How we’ll know you weren’t born here:
- You wear a toque before January. Or after January, for that
- matter.
- You insist on crossing at the crosswalk.
- You ask for directions to “Club Supersexe” or “Shay Paree”.
- You cheer for the Leafs. Or the Sens.
- You don’t know that “Avenue des Pins” may also be pronounced “Pine” and “Boul St-Laurent” is also known as “The Main”.
- You call it Carré St-Louis, not Square St-Louis. Note: many do not know this, but “square” is also an archaic French word, and the official name of this lovely small park, even in French, is “Square St-Louis”
Getting around:
- Which Clark Street do you want? We have two Clark(e) Streets (at least), and about a half dozen streets etc. named after Saint Catherine.
- Keep an open mind about street names. The names aren’t always what people call them anyhow.
- You can’t rent a room at Hotel de Ville no matter how tired you are. And Avenue de l’Hotel-de-Ville is nowhere near it, really.

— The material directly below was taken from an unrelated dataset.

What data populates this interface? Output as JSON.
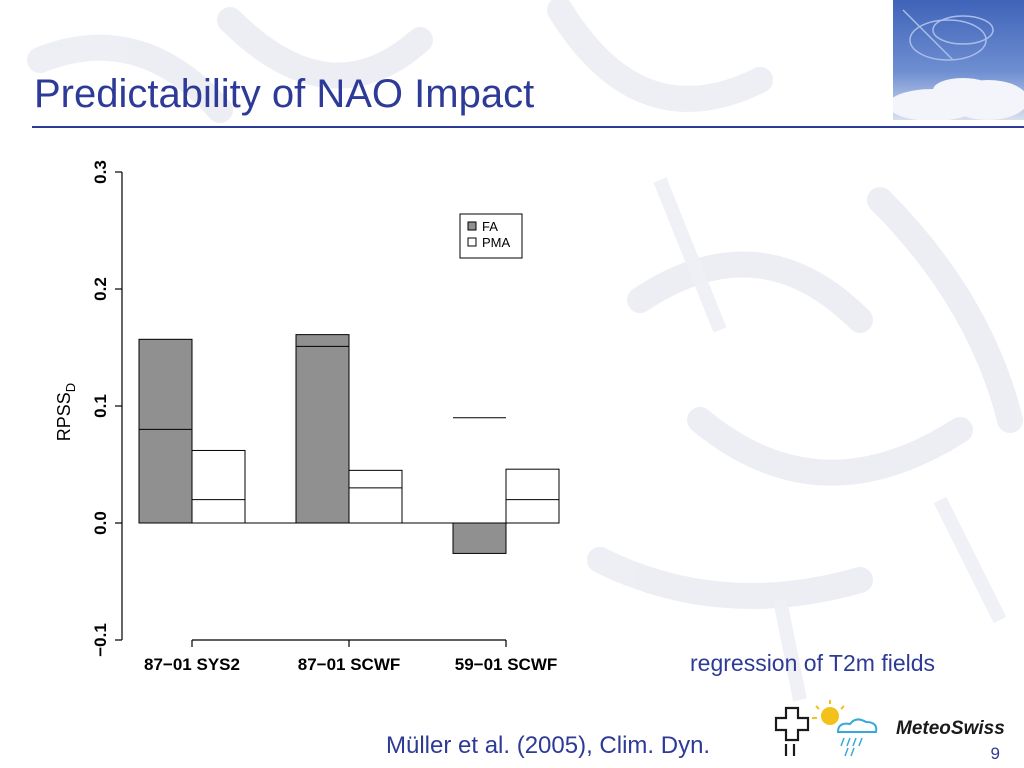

- “St” doesn’t mean street. It means Saint.
- If Boul Réné-Levesque has mysteriously turned into Dorchester, you’re in Westmount.
- If University has mysteriously turned into Av Robert-Bourassa, you’ve left McGill and wandered downtown.
- All highways are referred to by number, even if the sign says it’s something else, including another number. The 40 runs E-W through the middle of the Island, the 20 on the south, the 15 up the middle – and then jags over to the East and continues North from there.
- The “Mountain” really isn’t much of a mountain. We know this. That doesn’t mean that we want to be reminded of that fact all the time. Or ever, really.
The North-East-South-West thing:
Montreal West is East of the West Island. Westmount is further East than Montreal West. The South Shore means a lot of things – everything South of the Fleuve counts. The Eastern Townships are to the South of Montreal. Mile End hasn’t been at the end of anything in 100 years. The mountain may be just a hill, but the Plateau really is a plateau, as you’ll learn when you go out on a bike. If you notice one street is noticeably more uneven and “damaged” than others, there’s probably an underground river below, whose banks keep shifting despite having been encased in pipes a century ago (see Av Duluth or Rue De La Savane, for example).
Things not to do:
- Don’t look quizzical when someone asks you to close the lights. They’re asking you to turn them off.
- Don’t get all weird about the Gay Pride parade. It’s one of the biggest events of the summer. Nuns enjoy it.
- Don’t tell someone that you think converting a church into condos is sacrilegious. They might well live in one.
- Be careful when you complain about ‘gentrification’. Some of the “terrible” condo conversions represent the removal of long-protested, heavily-polluting textile factories in residential areas.
- Don’t make fun of Olympic Stadium. We know.
Things you should know:
- Autoroute 20 has stoplights. Seriously.
- The Montreal Canadiens – formally, Club de hockey Canadien – is known as the Habs. The Habs are the best sports team ever. In any sport.
- Basketball, hockey, and football were all introduced to North America by Montrealers. If you enjoy any of these sports, you owe a debt to Montreal. You can buy us beers to repay.
- The underground train? Not the subway. It’s the metro.